Wer wirklich nach vorne denkt, für den müssen Dinge wie Orchesterstreichungen durchaus kein Tabu sein, denn die Landschaft ändert sich. Aber er müsste sich überlegen, ob nicht die Schaffung etwa eines ARD-eigenen Ensembles für Neue oder Alte Musik, einer Formation für experimentellen Jazz und vieles mehr längst an der Tagesordnung wäre: Musikgruppen, die befruchtend in Hörspielproduktionen oder andere kulturelle und wissenschaftliche Beiträge einzubinden wären und radikal neue Formen der Vermittlung schaffen könnten (nicht die Formationen müssen erhalten und verwaltet werden, musikalische Betätigung gilt es zu erhalten und auszubauen). So aber wird das kulturelle Eigenverständnis immer weiter beschnitten und in die Enge gedrängt, ohne dass Türen in neue Richtungen geöffnet werden.
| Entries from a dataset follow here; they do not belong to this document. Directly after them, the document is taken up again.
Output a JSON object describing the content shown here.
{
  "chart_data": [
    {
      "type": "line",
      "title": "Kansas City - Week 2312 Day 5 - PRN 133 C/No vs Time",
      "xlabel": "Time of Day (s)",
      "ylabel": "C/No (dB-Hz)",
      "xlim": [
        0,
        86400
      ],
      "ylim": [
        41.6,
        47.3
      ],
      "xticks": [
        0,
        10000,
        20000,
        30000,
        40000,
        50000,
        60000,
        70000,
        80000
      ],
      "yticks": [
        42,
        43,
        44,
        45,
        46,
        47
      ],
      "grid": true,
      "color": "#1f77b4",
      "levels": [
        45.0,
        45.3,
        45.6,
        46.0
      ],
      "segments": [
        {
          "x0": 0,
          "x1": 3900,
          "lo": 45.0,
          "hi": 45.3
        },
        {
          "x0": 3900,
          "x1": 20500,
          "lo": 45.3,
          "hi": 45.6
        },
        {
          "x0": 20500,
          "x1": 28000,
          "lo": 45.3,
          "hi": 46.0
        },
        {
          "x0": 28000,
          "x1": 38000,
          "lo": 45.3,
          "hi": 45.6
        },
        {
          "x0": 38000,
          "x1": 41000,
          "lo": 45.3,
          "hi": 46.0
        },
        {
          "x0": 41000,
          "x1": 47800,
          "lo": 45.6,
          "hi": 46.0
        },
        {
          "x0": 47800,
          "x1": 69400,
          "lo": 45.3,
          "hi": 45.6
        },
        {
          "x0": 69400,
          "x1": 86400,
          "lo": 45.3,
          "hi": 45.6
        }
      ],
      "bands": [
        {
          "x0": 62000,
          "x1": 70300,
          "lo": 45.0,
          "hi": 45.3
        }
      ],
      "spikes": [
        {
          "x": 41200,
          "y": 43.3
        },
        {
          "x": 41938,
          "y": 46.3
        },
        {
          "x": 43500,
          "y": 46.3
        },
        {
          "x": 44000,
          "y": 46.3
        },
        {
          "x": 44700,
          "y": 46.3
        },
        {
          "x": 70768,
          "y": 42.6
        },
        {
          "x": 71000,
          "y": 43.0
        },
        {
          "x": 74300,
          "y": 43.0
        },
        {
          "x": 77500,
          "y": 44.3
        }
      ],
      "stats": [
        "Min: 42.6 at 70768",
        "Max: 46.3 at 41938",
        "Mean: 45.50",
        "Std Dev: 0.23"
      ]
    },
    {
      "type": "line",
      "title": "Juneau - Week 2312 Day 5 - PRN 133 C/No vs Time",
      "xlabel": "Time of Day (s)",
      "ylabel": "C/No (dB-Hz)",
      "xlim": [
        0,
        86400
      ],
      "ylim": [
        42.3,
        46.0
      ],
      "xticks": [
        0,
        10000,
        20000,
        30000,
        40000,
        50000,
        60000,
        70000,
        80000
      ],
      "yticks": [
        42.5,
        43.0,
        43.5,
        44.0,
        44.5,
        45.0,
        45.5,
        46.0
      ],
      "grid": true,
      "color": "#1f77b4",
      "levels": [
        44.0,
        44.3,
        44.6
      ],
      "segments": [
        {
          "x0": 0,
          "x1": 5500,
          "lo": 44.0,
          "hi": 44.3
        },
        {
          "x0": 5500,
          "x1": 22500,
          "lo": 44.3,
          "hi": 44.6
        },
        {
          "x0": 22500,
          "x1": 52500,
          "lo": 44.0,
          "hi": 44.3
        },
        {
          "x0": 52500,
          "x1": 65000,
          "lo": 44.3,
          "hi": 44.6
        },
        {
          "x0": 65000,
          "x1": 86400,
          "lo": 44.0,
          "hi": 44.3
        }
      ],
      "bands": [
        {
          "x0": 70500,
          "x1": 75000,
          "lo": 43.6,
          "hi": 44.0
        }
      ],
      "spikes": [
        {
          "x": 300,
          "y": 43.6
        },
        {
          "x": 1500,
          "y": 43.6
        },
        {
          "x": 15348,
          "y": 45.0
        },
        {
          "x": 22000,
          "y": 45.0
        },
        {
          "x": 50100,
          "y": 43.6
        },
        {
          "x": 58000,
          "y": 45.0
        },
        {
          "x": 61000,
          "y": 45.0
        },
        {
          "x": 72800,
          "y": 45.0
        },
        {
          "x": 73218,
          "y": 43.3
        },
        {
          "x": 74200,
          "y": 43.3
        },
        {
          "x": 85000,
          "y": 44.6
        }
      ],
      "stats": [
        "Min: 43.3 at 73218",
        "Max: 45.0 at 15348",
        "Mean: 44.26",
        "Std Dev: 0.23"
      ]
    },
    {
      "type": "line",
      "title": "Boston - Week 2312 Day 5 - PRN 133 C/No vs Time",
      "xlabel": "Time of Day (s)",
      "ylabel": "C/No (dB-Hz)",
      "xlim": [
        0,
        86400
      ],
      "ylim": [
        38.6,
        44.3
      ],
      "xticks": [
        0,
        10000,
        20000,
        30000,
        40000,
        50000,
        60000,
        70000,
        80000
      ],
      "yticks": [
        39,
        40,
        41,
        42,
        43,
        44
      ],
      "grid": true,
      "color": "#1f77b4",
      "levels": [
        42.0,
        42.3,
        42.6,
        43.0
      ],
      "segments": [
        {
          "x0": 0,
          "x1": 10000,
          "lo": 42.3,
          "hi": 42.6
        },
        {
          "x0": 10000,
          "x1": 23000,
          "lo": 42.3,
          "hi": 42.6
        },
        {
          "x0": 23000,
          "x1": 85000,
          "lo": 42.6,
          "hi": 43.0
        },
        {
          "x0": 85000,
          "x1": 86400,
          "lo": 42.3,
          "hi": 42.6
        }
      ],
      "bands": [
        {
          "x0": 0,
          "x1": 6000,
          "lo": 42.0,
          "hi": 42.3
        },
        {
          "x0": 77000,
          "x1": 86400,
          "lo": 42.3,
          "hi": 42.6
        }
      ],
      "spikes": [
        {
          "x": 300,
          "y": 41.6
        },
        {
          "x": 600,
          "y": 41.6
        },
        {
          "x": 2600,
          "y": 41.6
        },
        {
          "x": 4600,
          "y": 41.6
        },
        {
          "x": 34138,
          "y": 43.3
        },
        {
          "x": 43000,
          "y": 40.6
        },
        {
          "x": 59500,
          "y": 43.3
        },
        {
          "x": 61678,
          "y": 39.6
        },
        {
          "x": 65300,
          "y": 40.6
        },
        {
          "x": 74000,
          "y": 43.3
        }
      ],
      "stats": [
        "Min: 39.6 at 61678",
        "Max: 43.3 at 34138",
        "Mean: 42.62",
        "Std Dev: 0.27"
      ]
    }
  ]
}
Kafkas Parabel fällt ein: Die einen Gang entlanglaufende Maus klagt, dass die Mauern immer enger aneinander rücken. Bald schon gebe es für sie kein Durchkommen mehr. Die Katze entgegnet ihr, sie hätte nur die Laufrichtung ändern müssen. Und dann fraß sie die Maus. Ist es die ARD-Maus, die von der Quoten-Katze verschluckt wird?